El Jones stands in front of a banner that reads Black Lives Matter. Her left hand is raised in a fist. Her right holds a mic into which she chants:
Malcolm, Huey, Angela, Assata
Dead, prison, exile, murdered
Revolution, protest, programs, marches
Can you live up to what they started?
What do you feel in every beat of your heart?
Now say it with me
"Black power," the multiracial crowd calls, their fists in the air.
Now say it louder
One more time
Hour by hour
The struggle continues so educate yourself
At the Ferguson rally, her poems elicited claps and cheers from a diverse crowd, but the voice of Halifax's poet laureate wasn't always so widely appreciated. Seven years ago, Jones, then new to Halifax from Wales via Winnipeg, was confined to page poetry. She listened to Lauryn Hill and Kanye West at the time and didn't know what spoken word was. Then two events in one week changed her path.
The first was a dream. While she slept, an oral poem came to her fully formed for the first time. She awoke with it in her head. "A gift from the poetry gods," she says. The poem, "White Neighbours," was about her experience growing up in a white area where double standards existed. She remembers: "A line in that poem was like, 'Someone called me Paki, they weren't even good racists.'"
Next came the performance. A day or two later a friend asked her, "How come you never come to poetry night?" Held at Ginger's Tavern on Barrington Street back then, Word Iz Bond was a monthly slam poetry night. She performed her first oral poem off a page at Ginger's. The audience loved it. She noticed other poets had memorized their work so she began doing the same.
Today all Jones' poems are in her head. She had to type them out for the book, in fact. The collection brings together her "so-called militant" early poems alongside more nuanced yet unapologetic recent work.

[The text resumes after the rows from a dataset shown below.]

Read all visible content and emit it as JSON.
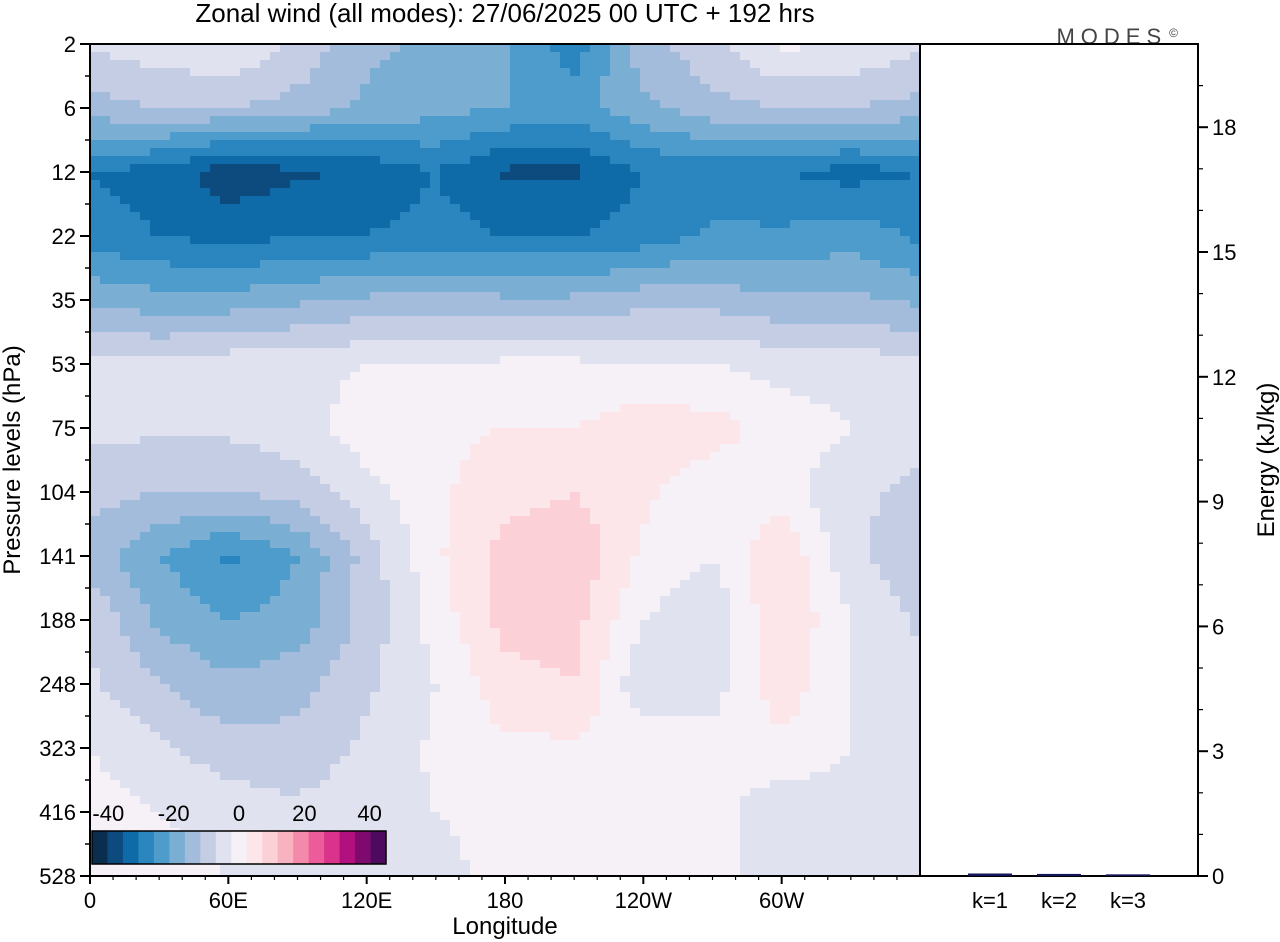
{
  "chart_data": [
    {
      "type": "heatmap",
      "title": "Zonal wind (all modes):  27/06/2025  00 UTC  + 192 hrs",
      "xlabel": "Longitude",
      "ylabel": "Pressure levels (hPa)",
      "x_ticks": [
        "0",
        "60E",
        "120E",
        "180",
        "120W",
        "60W"
      ],
      "y_ticks": [
        "2",
        "6",
        "12",
        "22",
        "35",
        "53",
        "75",
        "104",
        "141",
        "188",
        "248",
        "323",
        "416",
        "528"
      ],
      "colorbar": {
        "tick_labels": [
          "-40",
          "-20",
          "0",
          "20",
          "40"
        ],
        "bins": [
          -45,
          -40,
          -35,
          -30,
          -25,
          -20,
          -15,
          -10,
          -5,
          0,
          5,
          10,
          15,
          20,
          25,
          30,
          35,
          40,
          45
        ],
        "colors": [
          "#0b2e4f",
          "#0d4a7e",
          "#0f6aa8",
          "#2b86bf",
          "#4e9ccb",
          "#7aaed3",
          "#a3bcdb",
          "#c5cde4",
          "#e1e2ef",
          "#f6f0f7",
          "#fde6ea",
          "#fbd0d6",
          "#f8b2c0",
          "#f48aab",
          "#ec5c9a",
          "#d9338c",
          "#b1107e",
          "#7f0a6f",
          "#4e0a5e"
        ]
      },
      "levels_hpa": [
        2,
        6,
        12,
        22,
        35,
        53,
        75,
        104,
        141,
        188,
        248,
        323,
        416,
        528
      ],
      "longitudes": [
        0,
        30,
        60,
        90,
        120,
        150,
        180,
        210,
        240,
        270,
        300,
        330,
        360
      ],
      "values": [
        [
          -4,
          -2,
          0,
          -6,
          -14,
          -16,
          -20,
          -28,
          -12,
          -6,
          1,
          0,
          -4
        ],
        [
          -12,
          -10,
          -10,
          -12,
          -16,
          -18,
          -20,
          -22,
          -16,
          -12,
          -10,
          -10,
          -12
        ],
        [
          -30,
          -32,
          -38,
          -36,
          -34,
          -30,
          -36,
          -36,
          -30,
          -28,
          -30,
          -32,
          -30
        ],
        [
          -28,
          -30,
          -32,
          -30,
          -30,
          -28,
          -30,
          -30,
          -28,
          -24,
          -24,
          -22,
          -26
        ],
        [
          -16,
          -18,
          -18,
          -16,
          -14,
          -14,
          -14,
          -14,
          -12,
          -12,
          -14,
          -14,
          -16
        ],
        [
          -4,
          -4,
          -2,
          -2,
          0,
          0,
          1,
          1,
          0,
          0,
          -2,
          -2,
          -4
        ],
        [
          -4,
          -4,
          -4,
          -2,
          3,
          4,
          5,
          5,
          8,
          7,
          3,
          0,
          -4
        ],
        [
          -8,
          -10,
          -10,
          -8,
          -2,
          4,
          8,
          10,
          6,
          2,
          2,
          -4,
          -6
        ],
        [
          -12,
          -20,
          -26,
          -20,
          -8,
          4,
          12,
          14,
          4,
          0,
          10,
          -4,
          -8
        ],
        [
          -6,
          -16,
          -20,
          -18,
          -8,
          2,
          12,
          12,
          0,
          -4,
          10,
          0,
          -6
        ],
        [
          -4,
          -10,
          -14,
          -12,
          -6,
          0,
          8,
          10,
          -4,
          -2,
          8,
          0,
          -4
        ],
        [
          0,
          -4,
          -8,
          -8,
          -4,
          1,
          4,
          4,
          4,
          2,
          4,
          0,
          -2
        ],
        [
          2,
          0,
          -2,
          -4,
          -2,
          0,
          2,
          0,
          4,
          2,
          -4,
          -2,
          -2
        ],
        [
          2,
          2,
          0,
          -2,
          -2,
          -2,
          2,
          0,
          2,
          2,
          -4,
          -2,
          -2
        ]
      ]
    },
    {
      "type": "bar",
      "ylabel": "Energy (kJ/kg)",
      "categories": [
        "k=1",
        "k=2",
        "k=3"
      ],
      "values": [
        0.06,
        0.05,
        0.04
      ],
      "ylim": [
        0,
        20
      ],
      "y_ticks": [
        "0",
        "3",
        "6",
        "9",
        "12",
        "15",
        "18"
      ]
    }
  ],
  "brand": {
    "name": "MODES",
    "mark": "©"
  }
}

"Obviously we go on political journeys, our decolonization journeys, so I'm not saying everything in that book is necessarily something I would say now, but it's things I meant and said over the years, and those are also important for young people, that it is a book that you especially want young black people to read."
Jones is not out to write complex, award-winning stanzas that will find their way into a curriculum. Her poetry is for a 13-year-old, or someone without access to higher learning. "That's very important. That's what spoken word does, it provides education."
If not for their potential to educate and empower, she might not have published her poems in a book at all. "I was very reluctant in a lot of ways to do a book, because I have always been more about spoken word being oral, being ephemeral. I think the power of spoken word is that it takes place in the moment."
There's a power to doing a poem at the Ferguson march—a stage presence and feeling of immediacy you can't get from text. "Because you're writing orally, it's not necessarily meant for the page." For that reason, she left some poems out.
"Like, I don't want to put 'The Pussy Poem' in a book, I think that's more of an oral poem," she says with accidental humour, and laughs. "That's a gross double-entendre," she says.
Rather than attempting to curate a best-of poetry selection, Jones filtered the collection by topic. Readers won't find strictly feminist-related work, for instance. Instead, everything fits under the umbrella of black perspective. However, the idea didn't come to Jones until she saw the book's cover. Artist Obsdn Optimo painted a mural of black historic figures while listening to a selection of Jones' spoken word poems. Once the poet saw his mural, she knew the book should be about black experience, and the African Nova Scotian experience in particular.
"I have no doubt I wouldn't be the same kind of poet that I was if I hadn't come to Nova Scotia," Jones says. "This book couldn't exist without black Nova Scotia. It is a black Nova Scotia book."
Recently, as part of her work teaching in prisons, Jones performed "The Black Power Poem" in a Truro church with prisoners present. Her message to them was: "If Malcolm X can do this, you can do this." She could see them feeling it as they mirrored her fist in the air, she could hear their empowerment in the call and response, and she realized: "That's why I'm writing this."